Гибби смотрел на цветы и удивлялся. Пока он смотрел, к нему медленно и незаметно подкралось воспоминание о призрачном духе — духе матери из услышанной баллады, и в каждой маргаритке Гибби видел, как эта мать прижимает к груди своих бедных сироток и отгоняет прочь несчастье и темноту. Ему тоже захотелось, чтобы какой–нибудь дух прижал его к своей груди. Наверное, когда–то у него тоже была мама, но он никак не мог её вспомнить — да и она, должно быть, позабыла о нём. Гибби не знал, что великий Дух и сейчас держит его в своих вечных любящих руках; что этот Дух есть Смерть смерти, жизнь и душа всех мыслей и всего на свете. Божье Присутствие было рядом с ним, но Гибби ощущал его лишь как ветер, тени, небо и сомкнутые лепестки маргариток; оно вошло и воплотилось во всё это, чтобы оказаться к малышу поближе. Божье Присутствие было в самой его душе, иначе он никогда не смог бы обрадоваться другу или загрустить по незримой матери. Гибби не узнавал его, но оно всё время приближалось к его сознанию, приходя к нему снова и снова в облике солнца и воздуха, ночи и облаков, пастуха и его стада, пока не открылось однажды его сердцу и не предстало перед ним Господом Жизни. Потом, став уже совсем взрослым мужчиной, Гибби узнает Его во всём том, что любил, будучи маленьким оборвышем, бегающим по лугу.
Гибби, снова улёгшийся на траву, чтобы поближе рассмотреть маргаритки, взглянул вверх и увидел, что на небо высыпали звёзды, как сверкающее стадо, пасущееся по ночам на тёмно–синих полях с золотой травой. Он почувствовал, как сон, струящийся прямо со звёздных высот, смежает ему веки. Но спать в поле слишком холодно, особенно когда знаешь отличное место, где можно переночевать в тепле. Как лис, возвращающийся в свою нору, Гибби решил пробраться в заветный уголок, где сам Господь приготовил ему сладкий сон. Он вприпрыжку побежал к амбару и угрём пролез в кошачий ход.

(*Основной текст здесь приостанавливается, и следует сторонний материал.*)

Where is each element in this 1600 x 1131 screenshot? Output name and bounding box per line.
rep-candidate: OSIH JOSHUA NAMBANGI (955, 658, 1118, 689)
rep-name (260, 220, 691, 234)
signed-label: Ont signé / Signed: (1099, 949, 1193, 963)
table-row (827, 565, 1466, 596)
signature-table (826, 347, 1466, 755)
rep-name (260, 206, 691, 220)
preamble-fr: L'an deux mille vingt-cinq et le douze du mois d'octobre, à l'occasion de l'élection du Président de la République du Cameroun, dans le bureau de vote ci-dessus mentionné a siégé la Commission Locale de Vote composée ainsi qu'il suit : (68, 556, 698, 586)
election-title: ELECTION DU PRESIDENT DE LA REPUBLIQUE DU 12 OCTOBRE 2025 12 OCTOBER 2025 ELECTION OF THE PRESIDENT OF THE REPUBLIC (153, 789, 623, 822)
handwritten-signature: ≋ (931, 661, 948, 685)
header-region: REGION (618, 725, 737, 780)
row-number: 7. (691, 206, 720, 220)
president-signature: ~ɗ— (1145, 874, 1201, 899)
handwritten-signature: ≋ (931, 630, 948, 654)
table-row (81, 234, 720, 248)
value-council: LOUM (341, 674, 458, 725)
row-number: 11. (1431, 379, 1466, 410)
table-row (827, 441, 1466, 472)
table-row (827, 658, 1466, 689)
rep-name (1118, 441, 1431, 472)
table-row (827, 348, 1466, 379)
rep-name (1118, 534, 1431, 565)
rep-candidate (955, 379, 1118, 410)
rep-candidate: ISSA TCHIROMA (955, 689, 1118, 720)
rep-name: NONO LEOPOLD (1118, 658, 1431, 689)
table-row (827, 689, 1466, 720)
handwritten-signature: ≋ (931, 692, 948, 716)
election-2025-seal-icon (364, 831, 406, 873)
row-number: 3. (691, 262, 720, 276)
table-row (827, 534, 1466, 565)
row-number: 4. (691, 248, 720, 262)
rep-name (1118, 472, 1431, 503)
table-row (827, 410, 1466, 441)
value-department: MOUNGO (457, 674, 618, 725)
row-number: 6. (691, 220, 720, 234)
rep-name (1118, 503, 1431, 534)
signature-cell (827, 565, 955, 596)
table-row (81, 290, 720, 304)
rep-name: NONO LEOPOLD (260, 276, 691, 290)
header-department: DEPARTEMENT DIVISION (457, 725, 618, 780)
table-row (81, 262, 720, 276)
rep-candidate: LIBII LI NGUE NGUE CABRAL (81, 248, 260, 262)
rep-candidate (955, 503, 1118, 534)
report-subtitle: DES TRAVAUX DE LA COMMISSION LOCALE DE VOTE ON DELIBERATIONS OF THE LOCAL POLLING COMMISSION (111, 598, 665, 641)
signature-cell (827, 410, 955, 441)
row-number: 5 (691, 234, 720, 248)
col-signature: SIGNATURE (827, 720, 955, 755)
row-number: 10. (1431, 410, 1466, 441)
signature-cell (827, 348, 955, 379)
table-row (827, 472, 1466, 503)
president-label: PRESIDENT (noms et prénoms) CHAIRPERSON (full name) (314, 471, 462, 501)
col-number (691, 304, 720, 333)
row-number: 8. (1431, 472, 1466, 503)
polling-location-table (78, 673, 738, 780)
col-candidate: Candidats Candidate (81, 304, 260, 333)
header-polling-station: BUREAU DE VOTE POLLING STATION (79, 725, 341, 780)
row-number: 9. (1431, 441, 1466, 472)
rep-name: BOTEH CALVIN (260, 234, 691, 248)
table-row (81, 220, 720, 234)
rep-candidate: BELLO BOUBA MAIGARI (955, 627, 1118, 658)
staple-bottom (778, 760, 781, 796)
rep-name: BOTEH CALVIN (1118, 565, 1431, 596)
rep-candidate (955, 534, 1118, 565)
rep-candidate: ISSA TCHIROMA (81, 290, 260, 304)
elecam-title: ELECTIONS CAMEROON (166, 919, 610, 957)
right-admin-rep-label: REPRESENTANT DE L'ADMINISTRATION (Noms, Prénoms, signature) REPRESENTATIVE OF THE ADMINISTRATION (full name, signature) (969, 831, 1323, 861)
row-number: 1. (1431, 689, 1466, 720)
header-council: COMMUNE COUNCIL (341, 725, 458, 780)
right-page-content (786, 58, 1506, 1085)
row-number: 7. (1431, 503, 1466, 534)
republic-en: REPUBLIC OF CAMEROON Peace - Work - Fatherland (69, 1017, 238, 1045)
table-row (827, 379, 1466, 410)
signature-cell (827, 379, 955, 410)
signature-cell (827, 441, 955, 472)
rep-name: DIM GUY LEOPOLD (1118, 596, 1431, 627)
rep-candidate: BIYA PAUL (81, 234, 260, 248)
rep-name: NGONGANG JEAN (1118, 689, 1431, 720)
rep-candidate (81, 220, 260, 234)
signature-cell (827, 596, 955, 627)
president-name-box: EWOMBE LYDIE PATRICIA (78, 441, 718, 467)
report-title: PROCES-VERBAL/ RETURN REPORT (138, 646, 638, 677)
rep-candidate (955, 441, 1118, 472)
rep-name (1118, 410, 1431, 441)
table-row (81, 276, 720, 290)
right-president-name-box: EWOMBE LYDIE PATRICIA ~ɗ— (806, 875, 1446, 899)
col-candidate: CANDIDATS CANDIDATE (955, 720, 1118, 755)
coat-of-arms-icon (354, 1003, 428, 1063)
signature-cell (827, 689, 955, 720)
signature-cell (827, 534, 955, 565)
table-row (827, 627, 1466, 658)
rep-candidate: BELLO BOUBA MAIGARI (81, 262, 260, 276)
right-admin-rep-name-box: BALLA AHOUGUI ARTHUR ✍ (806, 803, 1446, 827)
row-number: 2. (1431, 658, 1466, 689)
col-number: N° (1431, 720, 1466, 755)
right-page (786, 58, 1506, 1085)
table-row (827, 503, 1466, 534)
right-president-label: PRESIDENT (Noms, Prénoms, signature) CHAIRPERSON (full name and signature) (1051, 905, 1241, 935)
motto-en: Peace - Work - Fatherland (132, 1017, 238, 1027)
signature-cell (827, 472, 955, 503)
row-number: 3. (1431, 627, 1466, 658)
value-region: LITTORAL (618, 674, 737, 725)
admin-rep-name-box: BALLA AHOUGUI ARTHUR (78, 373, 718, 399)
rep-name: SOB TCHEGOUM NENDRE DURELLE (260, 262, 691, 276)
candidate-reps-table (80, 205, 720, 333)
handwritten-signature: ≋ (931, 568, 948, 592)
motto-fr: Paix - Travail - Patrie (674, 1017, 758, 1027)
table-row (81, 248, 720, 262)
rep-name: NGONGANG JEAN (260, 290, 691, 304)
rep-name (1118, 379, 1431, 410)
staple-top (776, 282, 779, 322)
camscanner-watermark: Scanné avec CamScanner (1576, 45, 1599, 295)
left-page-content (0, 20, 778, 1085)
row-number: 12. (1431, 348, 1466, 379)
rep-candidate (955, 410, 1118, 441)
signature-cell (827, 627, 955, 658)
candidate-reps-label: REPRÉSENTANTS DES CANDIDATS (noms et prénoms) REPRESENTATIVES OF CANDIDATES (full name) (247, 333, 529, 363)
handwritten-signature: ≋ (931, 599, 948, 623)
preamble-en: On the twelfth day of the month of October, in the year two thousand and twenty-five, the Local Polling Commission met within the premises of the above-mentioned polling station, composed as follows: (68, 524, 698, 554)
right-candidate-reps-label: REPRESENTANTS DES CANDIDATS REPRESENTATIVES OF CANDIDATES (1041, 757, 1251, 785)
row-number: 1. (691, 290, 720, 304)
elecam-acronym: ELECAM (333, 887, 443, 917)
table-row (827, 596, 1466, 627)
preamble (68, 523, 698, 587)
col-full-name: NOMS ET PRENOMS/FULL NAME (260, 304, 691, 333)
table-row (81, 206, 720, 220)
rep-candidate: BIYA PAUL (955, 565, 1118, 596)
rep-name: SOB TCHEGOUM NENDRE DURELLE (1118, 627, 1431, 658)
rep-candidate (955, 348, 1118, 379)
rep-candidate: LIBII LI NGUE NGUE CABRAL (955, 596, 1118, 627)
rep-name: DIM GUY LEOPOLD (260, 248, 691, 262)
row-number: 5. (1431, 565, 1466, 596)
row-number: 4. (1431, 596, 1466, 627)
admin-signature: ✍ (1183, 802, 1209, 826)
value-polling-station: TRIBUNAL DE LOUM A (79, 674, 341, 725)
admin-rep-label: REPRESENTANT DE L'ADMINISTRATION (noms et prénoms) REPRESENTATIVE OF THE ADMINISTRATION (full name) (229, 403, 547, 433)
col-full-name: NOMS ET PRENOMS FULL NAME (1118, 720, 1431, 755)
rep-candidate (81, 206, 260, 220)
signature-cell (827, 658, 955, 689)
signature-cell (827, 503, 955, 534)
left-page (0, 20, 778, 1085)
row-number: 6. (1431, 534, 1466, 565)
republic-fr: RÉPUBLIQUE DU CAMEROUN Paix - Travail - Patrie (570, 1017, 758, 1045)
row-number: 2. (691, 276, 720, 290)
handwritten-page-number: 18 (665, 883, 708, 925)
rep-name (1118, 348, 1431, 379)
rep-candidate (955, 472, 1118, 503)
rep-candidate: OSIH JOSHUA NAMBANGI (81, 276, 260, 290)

Соломы в углу не было! Однако Гибби вспомнил про сено. К счастью (потому что за день он сильно устал) к сеновалу была приставлена лестница. Малыш залез прямо наверх, не сворачивая к полке с сыром, — слава Богу, хотя бы сон всё ещё оставался всеобщим достоянием! Гибби на ощупь полз по тёмному настилу, пока не нашёл сено, и тут же зарылся него поглубже, как рыбка–песчанка зарывается в мокрый песок. Всю ночь рядом с ним за дощатой перегородкой будет стоять дивный белый конь, скрытый сейчас покровом темноты. Гибби слышал его сонное дыхание, и под этот сладостный аккомпанемент сам он крепко заснул и спал, пока его не разбудили проснувшиеся лошади.